The primary endpoint of the study was a change in CPM after a 30-second painful stimulus (CPM30). Fifty-four women with fibromyalgia were enrolled in the study and randomized to either the medication or the placebo, with 24 patients in each group.
As expected, at baseline, CPM30 was found to be dysfunctional with high global pain levels.
But unexpectedly, after treatment, researchers found no significant differences in CPM30 between the treated patients and the placebo, suggesting there were no significant differences in central pain modulation.
Interestingly, 18.8% of patients experienced reactivation of CPM after milnacipran compared to 6.3% after placebo treatment.
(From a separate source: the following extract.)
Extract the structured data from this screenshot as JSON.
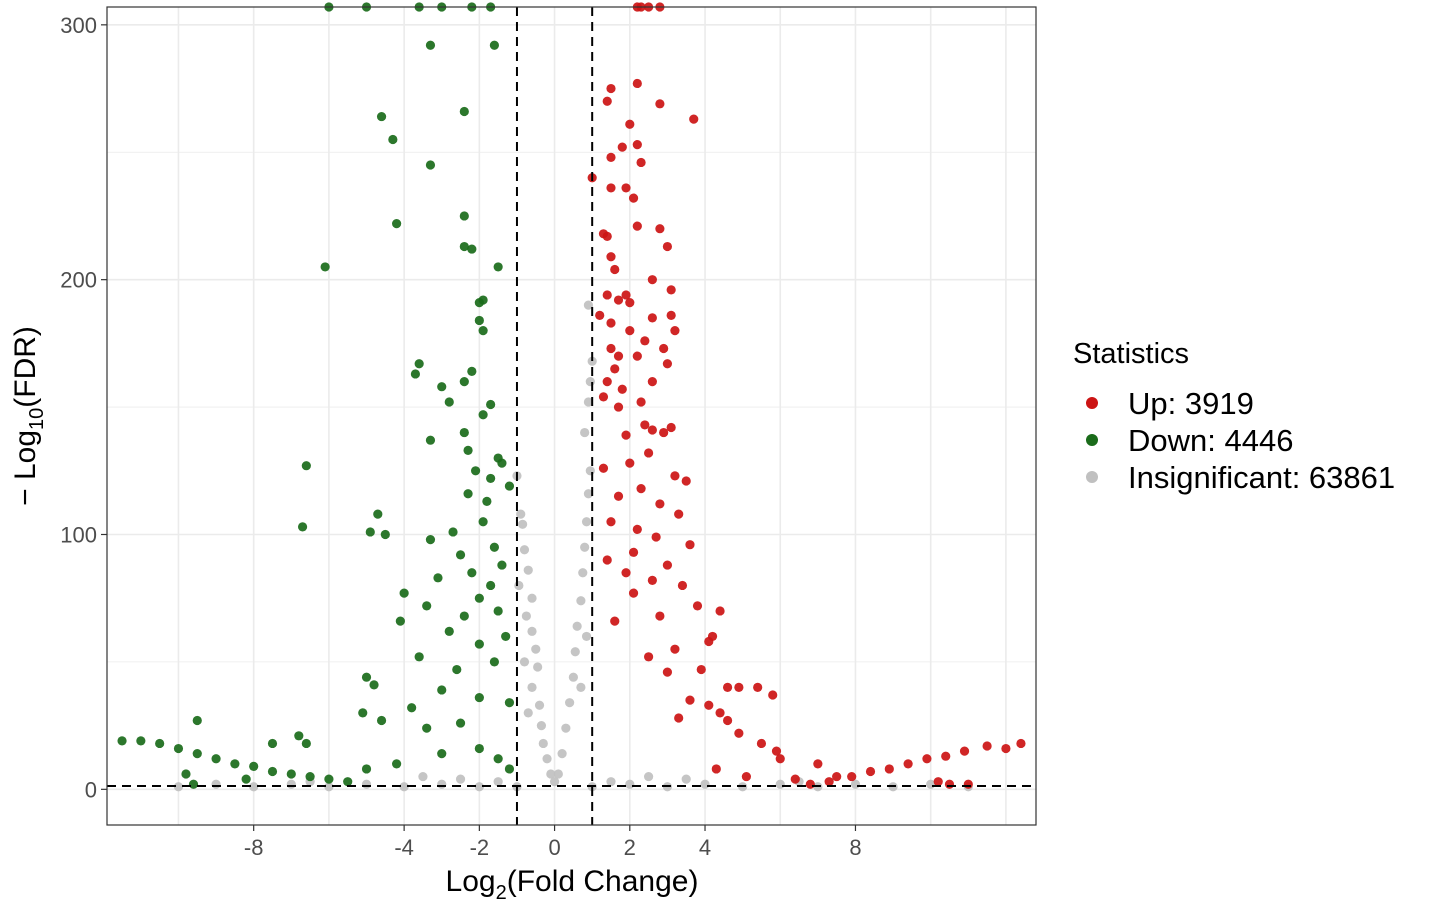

This would indicate that more patients in the treated group become “inhibitory” and felt less pain than those in the placebo group.
However, these results were not statistically significant.
The secondary endpoints, including global pain, mechanical and thermal thresholds, allodynia (pain from stimuli that doesn’t normally cause pain), cognition, and tolerance were also not significantly different between the two groups.
Regarding safety, researchers found that 96% of fibromyalgia patients developed adverse events in the treated group, including gastrointestinal disorders, general disorders, and nervous system disorders, some of which led to withdrawal from the study (five patients in the treated group, one in the placebo group).
“Milnacipran did not display a significant analgesic effect after 1-month treatment, but the tendency of milnacipran to reactivate CPM in a number of patients must be explored with longer treatment duration in future studies and pleads for possible subtypes of fibromyalgia patients,” the researchers wrote.
“It is important to stress the poor efficacy of milnacipran in the current trial,” they added, because milnacipran is recommended for fibromyalgia in several countries.